Traffic picked up as the cars began to pass the scene. Frank pushed on the gas pedal with his neck still slightly craned. He saw the paramedics close the ambulance doors and in his rear view mirror he saw a tow-truck barreling down the shoulder of the road. Frank felt hollow and empty. He imagined that other drivers understood with frightening clarity, their own mortality. He imagined them shivering with the knowledge that they, too, could crash into the side of a wall and be carried off in a body bag by two strangers who had carried off so many others before. And he imagined them hurrying home to their loved ones and firmly embracing them, teary eyed. But Frank didn't long to rush home to his wife and face his own impermanence with relieved concern for the impermanence of another. He felt, simply, nothing more than a strong, heavy, hatred for automobiles and for the ham and the wife that had forced him into one. He did not want to see his exit as it came into view, but he turned automatically onto the ramp and drove on toward his house. He saw the dimly lit school parking lot and the flag that blew in the night breeze, clattering against the pole as it waved. He turned down past the neon lights of the strip mall and a few roads later he was in his development. "Sunnyview Townhomes", the sign read.

He drove slowly over three speedbumps, passed a man walking a large black dog and hoped the man wouldn't wave at him. The man kept walking with his head down and Frank stared through the windshield and turned off his wipers. The storm had stopped and the night was left with a damp covering of silence. Frank pulled into his driveway and turned off the car. The keys hung in the ignition and Frank took off his seatbelt. He could see into the bedroom window and he raised his tired eyes to see if Kelly was awake. The television blinked blue in the window and Frank wondered if Kelly was watching it or if she had fallen asleep without turning it off again.

Kelly sat up in bed with her eyes fixed on the television screen; she hadn't heard the sound of his car. The frilly white curtains in the window were drawn and the light from the streetlamps melded with the glow of the television screen to make little spots of light which covered the blue of her eyes. She remembered when Frank had told her she looked like a ghost when she watched TV at night. Her eyes were such a dim shade of bluish-white that they looked hollow and colorless with the glare covering them. She imagined that his eyes, then, would look just the same staring ahead at the road, the streetlights passing through them.

Her small thumb mechanically pressed the buttons on the remote control, changing the channels, barely recognizing what was passing in front of her.
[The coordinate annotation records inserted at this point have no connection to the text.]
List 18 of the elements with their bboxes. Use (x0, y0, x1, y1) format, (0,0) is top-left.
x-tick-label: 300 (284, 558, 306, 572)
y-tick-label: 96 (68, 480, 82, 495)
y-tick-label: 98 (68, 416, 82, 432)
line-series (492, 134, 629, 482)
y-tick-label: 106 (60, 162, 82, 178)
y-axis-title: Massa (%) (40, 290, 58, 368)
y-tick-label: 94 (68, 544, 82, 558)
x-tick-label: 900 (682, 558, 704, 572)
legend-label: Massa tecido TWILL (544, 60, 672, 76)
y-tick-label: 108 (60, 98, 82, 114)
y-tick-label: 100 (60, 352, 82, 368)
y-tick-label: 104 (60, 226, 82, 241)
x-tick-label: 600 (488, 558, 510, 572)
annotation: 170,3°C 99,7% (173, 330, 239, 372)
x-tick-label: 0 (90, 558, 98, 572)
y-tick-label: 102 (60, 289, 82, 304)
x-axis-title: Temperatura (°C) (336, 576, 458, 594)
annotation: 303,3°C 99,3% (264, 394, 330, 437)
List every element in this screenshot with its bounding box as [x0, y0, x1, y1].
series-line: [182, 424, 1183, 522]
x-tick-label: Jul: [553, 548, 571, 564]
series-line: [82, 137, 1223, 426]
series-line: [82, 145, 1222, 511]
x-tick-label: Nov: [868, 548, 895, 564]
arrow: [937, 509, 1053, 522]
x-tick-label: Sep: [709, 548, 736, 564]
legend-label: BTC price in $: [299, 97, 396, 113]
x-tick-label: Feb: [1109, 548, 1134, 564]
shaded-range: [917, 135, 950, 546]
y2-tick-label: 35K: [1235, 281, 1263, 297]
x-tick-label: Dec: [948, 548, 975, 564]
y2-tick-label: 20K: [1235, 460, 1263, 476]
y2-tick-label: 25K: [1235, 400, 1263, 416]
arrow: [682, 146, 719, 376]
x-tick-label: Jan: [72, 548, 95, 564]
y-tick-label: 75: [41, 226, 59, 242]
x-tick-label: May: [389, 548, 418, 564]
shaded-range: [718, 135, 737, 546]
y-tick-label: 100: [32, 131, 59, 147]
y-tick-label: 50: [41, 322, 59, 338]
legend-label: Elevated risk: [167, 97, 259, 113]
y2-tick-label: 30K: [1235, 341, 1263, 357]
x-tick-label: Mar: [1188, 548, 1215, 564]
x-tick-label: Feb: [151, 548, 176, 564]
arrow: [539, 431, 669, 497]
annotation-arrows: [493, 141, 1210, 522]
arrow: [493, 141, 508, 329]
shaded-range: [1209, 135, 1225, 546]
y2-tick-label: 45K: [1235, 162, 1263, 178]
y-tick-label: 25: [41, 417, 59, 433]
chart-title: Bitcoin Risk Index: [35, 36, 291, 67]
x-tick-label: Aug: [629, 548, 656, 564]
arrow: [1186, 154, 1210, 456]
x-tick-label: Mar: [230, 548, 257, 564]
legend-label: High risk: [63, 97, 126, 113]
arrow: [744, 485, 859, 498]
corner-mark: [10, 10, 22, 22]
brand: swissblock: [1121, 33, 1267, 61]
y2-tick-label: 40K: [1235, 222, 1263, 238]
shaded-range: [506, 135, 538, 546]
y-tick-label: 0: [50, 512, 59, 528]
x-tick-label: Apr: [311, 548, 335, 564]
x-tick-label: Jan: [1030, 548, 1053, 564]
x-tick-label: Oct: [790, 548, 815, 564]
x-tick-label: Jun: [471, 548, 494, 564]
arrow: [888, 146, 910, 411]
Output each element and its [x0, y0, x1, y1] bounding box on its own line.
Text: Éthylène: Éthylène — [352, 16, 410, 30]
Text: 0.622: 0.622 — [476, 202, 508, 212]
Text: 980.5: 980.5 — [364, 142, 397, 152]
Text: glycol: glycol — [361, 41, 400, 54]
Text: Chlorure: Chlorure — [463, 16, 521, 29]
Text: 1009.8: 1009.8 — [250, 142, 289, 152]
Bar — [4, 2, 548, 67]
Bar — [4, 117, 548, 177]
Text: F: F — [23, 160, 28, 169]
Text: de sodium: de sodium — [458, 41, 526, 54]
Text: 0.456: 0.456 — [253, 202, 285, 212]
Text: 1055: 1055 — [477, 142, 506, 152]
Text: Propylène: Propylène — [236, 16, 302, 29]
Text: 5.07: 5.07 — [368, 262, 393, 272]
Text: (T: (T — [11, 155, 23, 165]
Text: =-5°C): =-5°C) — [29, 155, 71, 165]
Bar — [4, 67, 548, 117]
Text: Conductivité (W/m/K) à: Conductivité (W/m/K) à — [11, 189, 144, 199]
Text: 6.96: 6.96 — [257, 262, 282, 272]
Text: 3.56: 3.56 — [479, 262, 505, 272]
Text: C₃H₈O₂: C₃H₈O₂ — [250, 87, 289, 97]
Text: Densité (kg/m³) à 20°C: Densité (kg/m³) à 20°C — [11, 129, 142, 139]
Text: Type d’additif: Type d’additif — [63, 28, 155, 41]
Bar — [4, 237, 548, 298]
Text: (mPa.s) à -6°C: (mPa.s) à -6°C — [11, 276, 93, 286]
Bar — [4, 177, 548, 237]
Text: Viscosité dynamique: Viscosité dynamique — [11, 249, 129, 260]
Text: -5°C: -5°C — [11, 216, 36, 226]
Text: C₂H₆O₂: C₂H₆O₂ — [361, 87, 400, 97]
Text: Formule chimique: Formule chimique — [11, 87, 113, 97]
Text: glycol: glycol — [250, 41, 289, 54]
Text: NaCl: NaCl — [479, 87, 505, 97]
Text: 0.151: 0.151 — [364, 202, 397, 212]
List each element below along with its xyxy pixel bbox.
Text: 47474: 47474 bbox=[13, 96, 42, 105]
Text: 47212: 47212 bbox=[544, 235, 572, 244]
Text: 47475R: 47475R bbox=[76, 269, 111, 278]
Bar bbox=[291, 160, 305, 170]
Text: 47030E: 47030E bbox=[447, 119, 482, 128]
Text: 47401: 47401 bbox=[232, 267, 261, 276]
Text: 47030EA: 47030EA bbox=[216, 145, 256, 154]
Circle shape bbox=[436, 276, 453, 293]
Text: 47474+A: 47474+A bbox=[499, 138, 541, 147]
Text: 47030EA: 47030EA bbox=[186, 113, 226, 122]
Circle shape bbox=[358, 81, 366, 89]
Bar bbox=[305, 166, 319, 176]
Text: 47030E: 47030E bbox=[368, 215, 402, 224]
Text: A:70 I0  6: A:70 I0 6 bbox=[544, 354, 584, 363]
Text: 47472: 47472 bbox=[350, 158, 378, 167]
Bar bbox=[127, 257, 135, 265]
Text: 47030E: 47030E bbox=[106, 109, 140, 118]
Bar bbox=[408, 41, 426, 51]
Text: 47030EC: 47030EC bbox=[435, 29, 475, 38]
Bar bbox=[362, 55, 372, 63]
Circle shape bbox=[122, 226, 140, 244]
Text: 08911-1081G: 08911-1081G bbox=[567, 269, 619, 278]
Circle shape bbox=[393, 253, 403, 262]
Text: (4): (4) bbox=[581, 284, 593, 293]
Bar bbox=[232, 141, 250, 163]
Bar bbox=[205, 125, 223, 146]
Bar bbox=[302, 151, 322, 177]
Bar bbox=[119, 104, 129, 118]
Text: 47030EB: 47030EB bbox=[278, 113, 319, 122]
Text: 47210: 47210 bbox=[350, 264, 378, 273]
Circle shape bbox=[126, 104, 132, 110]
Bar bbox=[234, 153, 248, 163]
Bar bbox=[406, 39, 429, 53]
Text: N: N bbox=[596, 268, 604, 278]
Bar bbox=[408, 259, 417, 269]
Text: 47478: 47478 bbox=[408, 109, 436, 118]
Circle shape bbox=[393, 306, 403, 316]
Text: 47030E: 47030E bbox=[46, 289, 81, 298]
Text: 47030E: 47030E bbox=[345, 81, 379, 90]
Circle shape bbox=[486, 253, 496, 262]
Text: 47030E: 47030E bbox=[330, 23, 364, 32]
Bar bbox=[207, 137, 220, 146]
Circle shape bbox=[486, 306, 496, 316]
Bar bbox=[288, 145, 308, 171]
Each nail on each one of her hands was painted a light yellow and every other nail (so as not to overdo it) had a tiny floral pattern on it. She admired the way the beautiful hands looked holding the remote and pushed aside the recollection that these nails were glued to sad, thin, chewed nails. She admired her husband similarly, being most affectionate when she felt he looked most attractive. A down pillow was folded in half and propped behind her head. She fluffed it with care; listening carefully for the sound of the door unlocking and she pictured his flight up the stairs over and over again in her mind.

When his key finally turned in the lock her brown hair had fallen over the pillow case and the remote had slipped to the floor. She heard the refrigerator open and close and then the sound of Frank climbing the stairs, watchful to touch each one with his whole foot. The creaking echoed through the house and Frank gnashed his teeth togther and gasped very quietly. As he approached the door, he heard the hum of the television and hoped Kelly was asleep, he didn't want to have to explain what took him so long or describe the ham and what it cost. Kelly heard the sound of the doorknob twist open and she heard Frank exhale heavily as he slowly swung the door and then closed it behind him. She kept her eyes closed and turned her back to him groaning groggily as he climbed into bed beside her. They both fell silently asleep, inches away from each other, and dreading the morning which they knew would be cold and still with cloudy after-rain air and soaked with the smell of Thanksgiving ham.